Bringing Research from Bench to Bedside
Steven T. Chen, MD, MPH, MS-HPEd, Assistant Professor of Dermatology, Harvard Medical School, Vice Chief of Education, Department of Dermatology, Associate Program Director, MGH, Harvard Dermatology Residency Program Co-Director, Comprehensive Cutaneous Lymphoma Program, MGH Cancer Center
Dr. Chen presented on dermatologic immune-related adverse events (D-irAEs) and the role of dermatology specialists in the care of patients who are treated with immune checkpoint inhibitors (ICIs).
ICIs are a relatively new oncology medication class that blocks immune checkpoints for specific antigen-targeted cancer destruction. The four classes of ICIs include anti-CTLA-4 (e.g., ipilimumab, tremilimumab), anti-PDL-1 (e.g., atezolizumab, avelumab, durvalumab), anti-PD-1 (e.g., nivolumab, pembrolizumab, cemiplimab), and the newest class, anti-Lag3 (relatlimab). Any organ system can be affected by irAEs.
In clinical trials, patients with melanoma who received ipilimumab experienced more dermatologic adverse events compared with patients with non-small cell lung cancer (NSCLC) who received pembrolizumab. Occurrence rates of D-irAEs change based on ICI class and tumor type. Patients treated with anti-CTLA-4s have more D-irAEs, and melanoma patients have higher D-irAE rates than do those with other cancers.

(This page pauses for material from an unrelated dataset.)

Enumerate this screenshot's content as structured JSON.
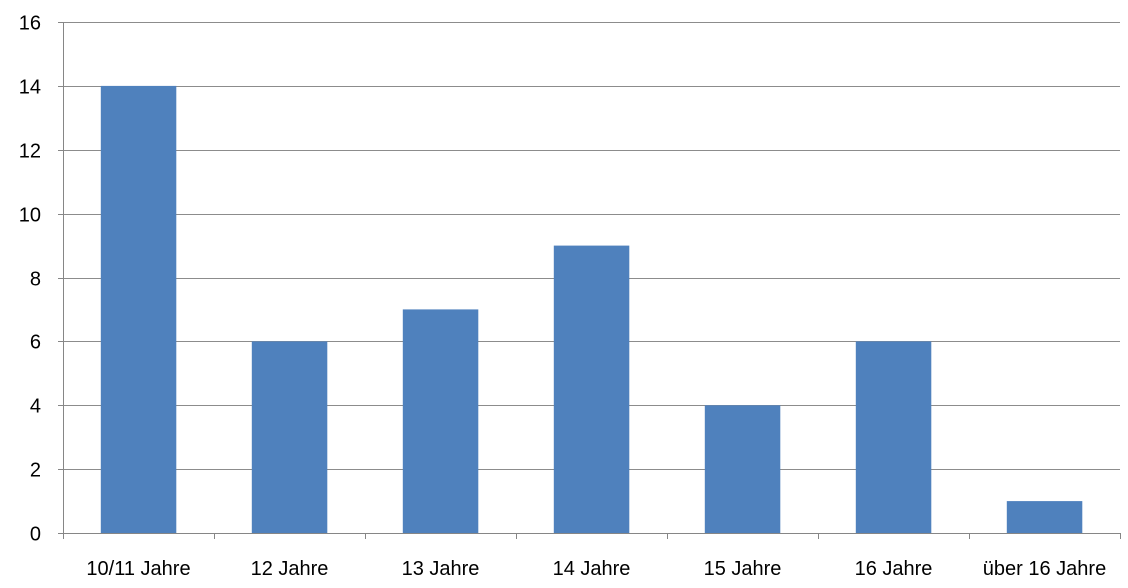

Dr. Chen presented three dermatological cases of cancer patients treated with ICIs. His key takeaway message was that dermatologists can make a difference in the cancer patient’s quality of life, morbidity, and mortality.
In an outpatient study, cancer patients treated in dermatology clinic for irAEs had improved progression-free survival and overall survival. These patients had higher-severity D-irAE, which usually are correlated with worse survival, but showed improvement after dermatology treatment. Given the improvement in survival with supportive dermatologic care, this mimics previously published data related to early palliative care improving survival in cancer patients.
In summary, a tidal wave of ICI toxicities is occurring. Dr. Chen encouraged dermatologists to make a difference in treating D-irAEs of cancer patients by looking for specific morphologic diagnoses and considering skin biopsy because the underlying histopathologic process of D-irAEs may be different than what is at first clinically suggested. This may in turn affect how one decides to treat the patient.